Sunday, July 18, 2010

Senator Johnson Clarifies Compromise on Broker Duty of Care

The current regulatory regime treats brokers and advisers differently and subjects them to different standards of care even though the services they provide investors are very similar and investors view their roles as essentially the same. This regime was established during the New Deal and, although amended many times since, remains rooted in the last century. An ultimate goal of financial regulatory reform has been to allow the SEC to align duties for financial intermediaries across financial products. A corollary of this goal is that standards of care for all brokers when providing investment advice about securities to retail investors should be raised to the fiduciary standard to align the legal framework with investment advisers.

The House bill would have imposed a uniform federal fiduciary duty on brokers and advisers, while the Senate bill directed the SEC to conduct a study on the matter.
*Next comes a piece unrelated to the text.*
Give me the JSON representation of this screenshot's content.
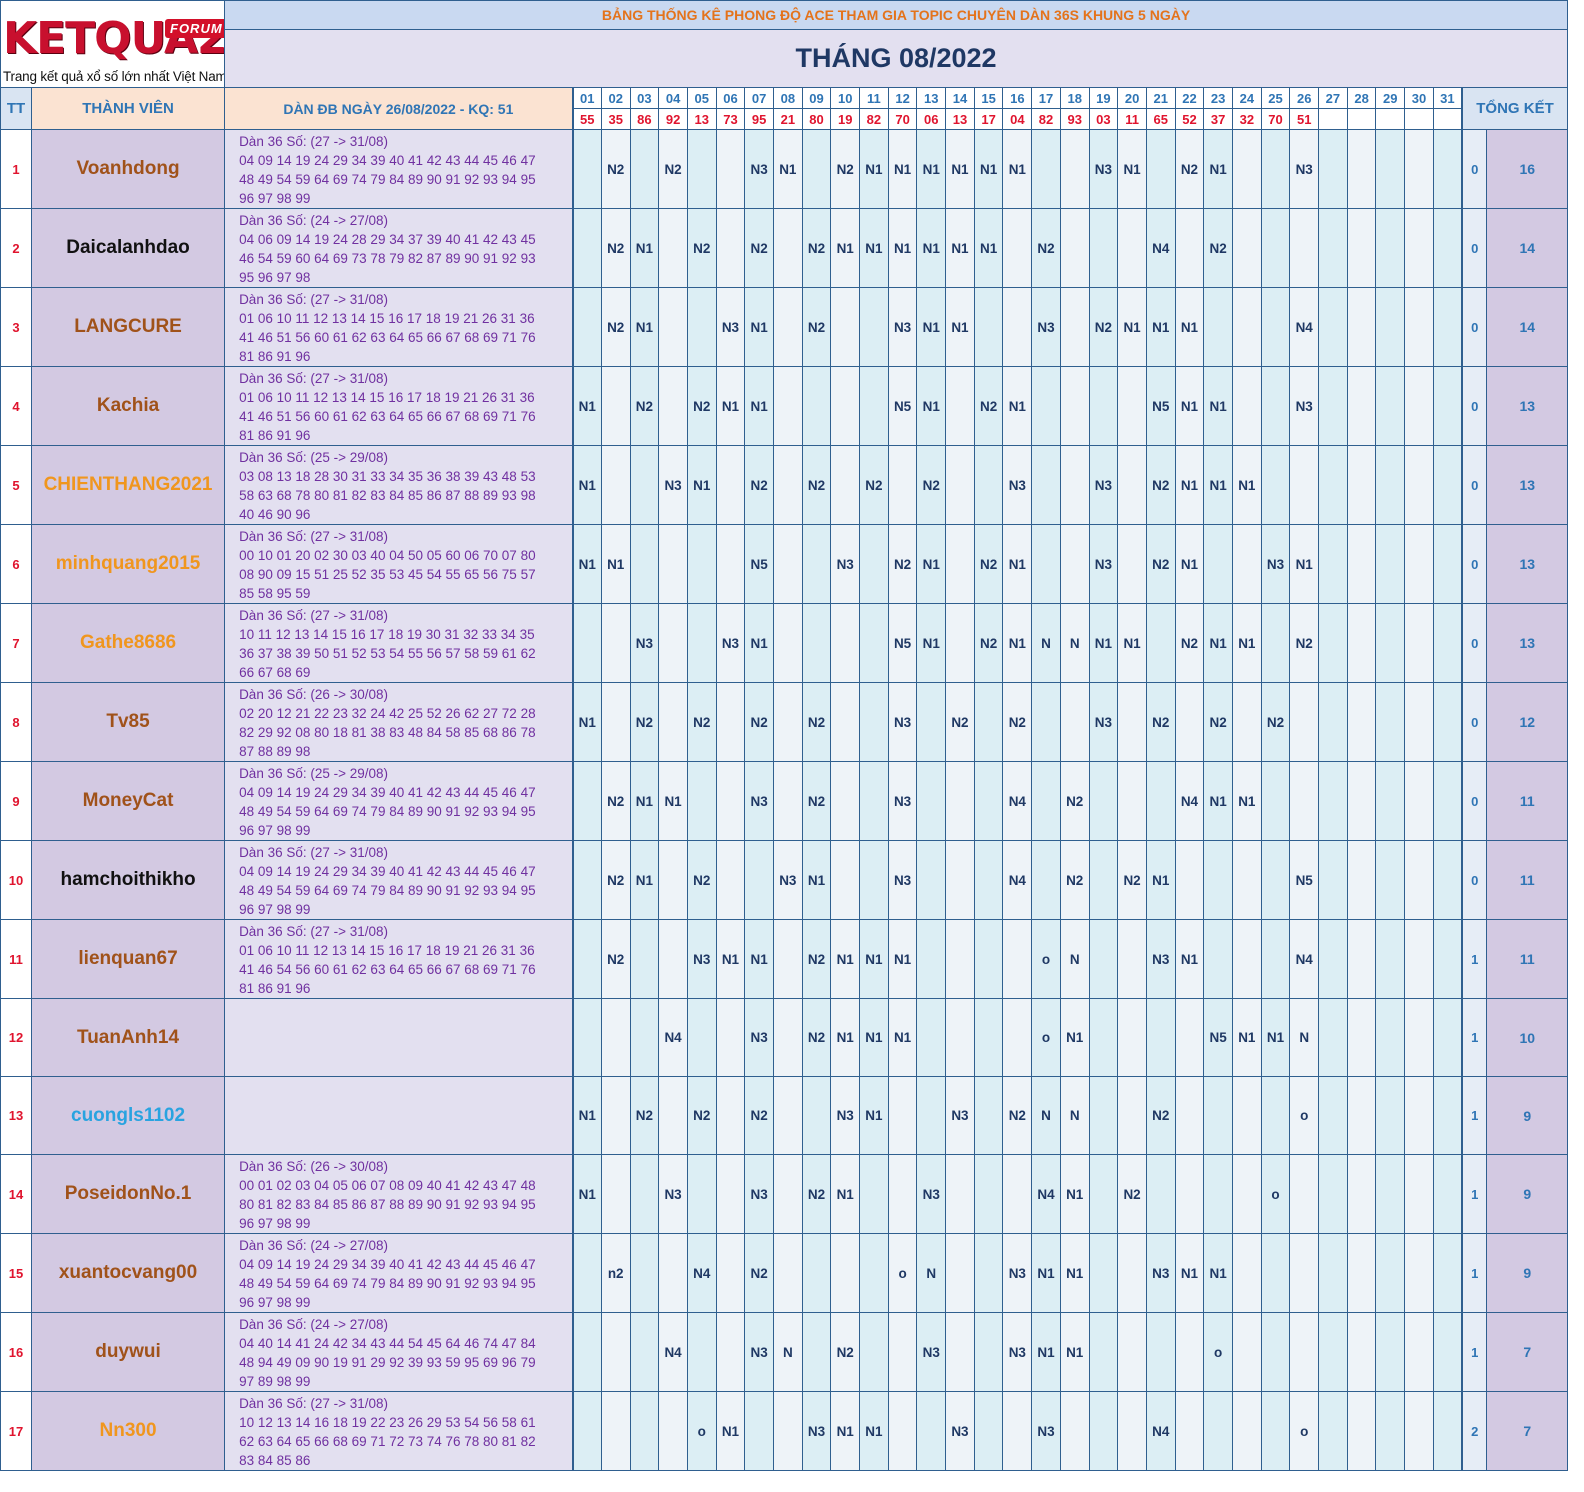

The House-Senate conference committee struck a compromise, vetted by Senator Tim Johnson, a senior member of the Banking Committee, under which the SEC will conduct a study under what Senator Johnson called strict parameters and the SEC is also authorized to impose a uniform federal fiduciary standard on brokers and investment advisers.

On the day the Senate passed Dodd-Frank, Senator Johnson said that Section 913 reflects a compromise between the House and Senate provisions on the standard of care for brokers, dealers, and investment advisers. It includes the original study provisions passed by the Senate, together with additional areas of study requested by the House--a total of 13 separate considerations and a number of subparts, where we expect the SEC to thoroughly, objectively and without bias evaluate legal and regulatory standards, gaps, shortcomings and overlaps. We expect the SEC to conduct the study without prejudging its findings, conclusions, and recommendations and to solicit and consider public comment, as the statute requires. As Chairman Frank described the compromise when he presented it to the committee, section 913 does not immediately impose any new duties on brokers, dealers and investment advisers nor does it mandate any particular duty or outcome, but it gives the SEC, subsequent to the conclusion of the study, the authority to conduct a rulemaking on the standard of care, including the authority to impose a fiduciary duty. I think this is a strong compromise between the House and Senate positions. (Cong. Record, July 15, 2010, p. S5889).